Conversations with Daniel: Voices from India

Interview by Daniel (he/him), 26 QLD

We discuss the needs and challenges of young people in leadership positions – in Part Seven of my journey to amplify voices in the Asia-Pacific region.

If you’ve been following my journey so far, you’ve met all manner of interesting and accomplished young people – from aspiring YouTubers, to organisation leaders, and everything in-between.

There is at least one more person I need to tell you about – a crucial and necessary voice for young people in the region. Meet Mahima – from Madhya Pradesh, India. She immediately struck me as someone with an eagerness to share and learn – listening and engaging non-judgmentally.

Mahima has a high-profile role in her organisation – as Vice President on the Board – representing young people across the nation. I have also taken on the responsibility of representing young people for a large organisation and am eager to learn from her experiences. Here’s what she had to say:

What kind of work are you involved in?

The work I’m most involved in is mobilising young people. I see how they work, and what is working for them. Do they have the support they need, or do they need something more? That includes creating opportunities for young people to get involved in activities, which will help them to exchange ideas and gain the perspectives of others. It’s also about giving each other mental support.

We try to let young people know that we are always there for them. And we are always listening and trying to help.

Can you tell me more about your position as Vice President? How did that start?

I first got involved in 2017. I was interested in joining, but there were no local branches. So, we started our own. We brought together church elders, young people, and family members. And since then, we’ve been working very hard to build it. Now, we have a small piece of land.

I got involved on a national level in 2020. During the COVID times, I got the opportunity to host online events and anchor Zoom meetings for international youth. The national officers saw the potential in me – and in 2022, they motivated me to apply for the national Vice President role.

Can you speak to some of the highs and lows of being a young person in a position like yours? Are there some frustrations as a young person?

The biggest frustration is that when we communicate, sometimes we have to use the words and the perspective of older people. It’s kind of manipulative – but sometimes it’s the only way to get things done. It can be frustrating, but I’m trying my best to communicate for the betterment of young people.

Being a young person is difficult because people think that you don’t have any experience.

But it’s not like that – I have extensive experience with my sports. I have six years’ experience with starting my own branch. Older people don’t take that into account.

What do you think is the number one issue affecting young people today?

I believe it is very difficult for young people to follow their passion. For example, my passion was in sports. But, once I became a teenager I was told I need to get a ‘normal’ job. A nine-to-five job.

My perspective was no, I can’t live like that. I don’t want to be that person.

I’m very sensitive, and I’m lucky that my parents are supportive.
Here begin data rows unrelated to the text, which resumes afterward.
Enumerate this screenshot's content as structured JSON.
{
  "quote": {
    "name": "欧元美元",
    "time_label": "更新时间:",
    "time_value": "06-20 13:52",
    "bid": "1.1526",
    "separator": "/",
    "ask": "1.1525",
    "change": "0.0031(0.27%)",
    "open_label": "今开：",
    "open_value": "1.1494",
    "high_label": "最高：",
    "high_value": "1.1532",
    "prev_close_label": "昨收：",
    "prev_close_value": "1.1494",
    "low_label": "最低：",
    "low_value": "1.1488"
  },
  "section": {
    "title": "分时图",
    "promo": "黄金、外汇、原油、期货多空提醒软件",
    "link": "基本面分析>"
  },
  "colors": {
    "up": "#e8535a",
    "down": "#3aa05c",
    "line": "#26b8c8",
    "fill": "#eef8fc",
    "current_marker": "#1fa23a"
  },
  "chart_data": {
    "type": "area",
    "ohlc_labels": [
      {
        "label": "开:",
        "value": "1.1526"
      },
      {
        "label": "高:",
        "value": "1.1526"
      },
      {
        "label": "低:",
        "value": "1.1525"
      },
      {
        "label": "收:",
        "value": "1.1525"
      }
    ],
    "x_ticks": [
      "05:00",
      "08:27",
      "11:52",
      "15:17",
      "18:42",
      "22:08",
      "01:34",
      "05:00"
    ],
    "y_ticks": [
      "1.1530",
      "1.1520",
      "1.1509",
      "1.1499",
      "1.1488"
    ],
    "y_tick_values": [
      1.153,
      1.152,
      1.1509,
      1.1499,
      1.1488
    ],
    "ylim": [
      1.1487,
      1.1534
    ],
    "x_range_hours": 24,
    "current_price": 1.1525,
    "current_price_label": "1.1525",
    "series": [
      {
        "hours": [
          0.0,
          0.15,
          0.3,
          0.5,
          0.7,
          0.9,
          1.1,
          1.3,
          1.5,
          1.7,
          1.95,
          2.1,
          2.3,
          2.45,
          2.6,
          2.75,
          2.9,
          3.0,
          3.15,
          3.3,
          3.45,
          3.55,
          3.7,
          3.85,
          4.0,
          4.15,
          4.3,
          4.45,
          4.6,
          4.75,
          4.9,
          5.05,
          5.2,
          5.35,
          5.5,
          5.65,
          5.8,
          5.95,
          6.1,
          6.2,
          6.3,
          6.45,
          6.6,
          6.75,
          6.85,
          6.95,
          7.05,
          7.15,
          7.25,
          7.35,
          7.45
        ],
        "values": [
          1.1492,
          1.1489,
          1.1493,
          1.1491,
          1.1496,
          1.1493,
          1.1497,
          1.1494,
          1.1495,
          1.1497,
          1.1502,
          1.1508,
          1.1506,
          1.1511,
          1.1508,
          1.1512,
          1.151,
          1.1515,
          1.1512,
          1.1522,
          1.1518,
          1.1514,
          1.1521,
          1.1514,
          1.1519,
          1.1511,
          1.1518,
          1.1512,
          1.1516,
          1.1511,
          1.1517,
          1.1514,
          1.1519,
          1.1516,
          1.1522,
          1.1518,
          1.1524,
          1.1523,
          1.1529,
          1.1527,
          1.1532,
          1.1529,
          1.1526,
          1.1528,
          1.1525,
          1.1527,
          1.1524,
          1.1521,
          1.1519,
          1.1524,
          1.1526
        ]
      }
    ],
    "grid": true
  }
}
They provided financial support for me to pursue my passions until I became an adult. But I have some friends who are not able to do that.

In India, people are just studying to become engineers or doctors. Their parents are forcing them to do that. And because of that, they are not able to find meaningful things they want to do. Young people are working for other people’s dreams, and they’re not able to follow their own.

Finally, how optimistic would you say you are about the future?

I try to keep myself 100% optimistic. But there are highs and lows. We are still struggling to reach everyone with our message, that young people can be leaders too. But work is being done – we are connected. We are taking steps out of our comfort zone.


Mahima is exceptionally wise and tuned in to the attitudes of young people. Her goals and mission are clear – and I find that very encouraging.

Like Mike from Penang, Malaysia, Mahima acknowledges the pressures on younger people to find a traditional job. As she describes, there is no longer space to pursue a passion – it’s sink or swim. And future generations may continue to face that pressure unless attitudes change.

Her story, of starting her own branch at a young age and filling a need in her local community, is inspiring. I’m also comforted to learn that the difficulties I sometimes experience as a young person in a professional environment are not unique to me – that it is a shared experience for many young people. We have frustrations and doubts (am I really the right person for this?) – but young people must remember to back themselves and each other. We have the experience, and we DO provide a unique perspective that organisations, leadership, and decision makers should value.

I share Mahima’s frustrations with reaching decision-makers and being respected as a young person. The rallying cry of this generation is a desire to be heard, but that message is still failing to reach everyone it needs to. But as mentioned previously, the young people here have bonded over a shared belief that we should be empowered to lead, create change and build a better today. Our confidence has grown, and our voices are louder. We have made progress – and any progress is better than none. There is still reason to celebrate.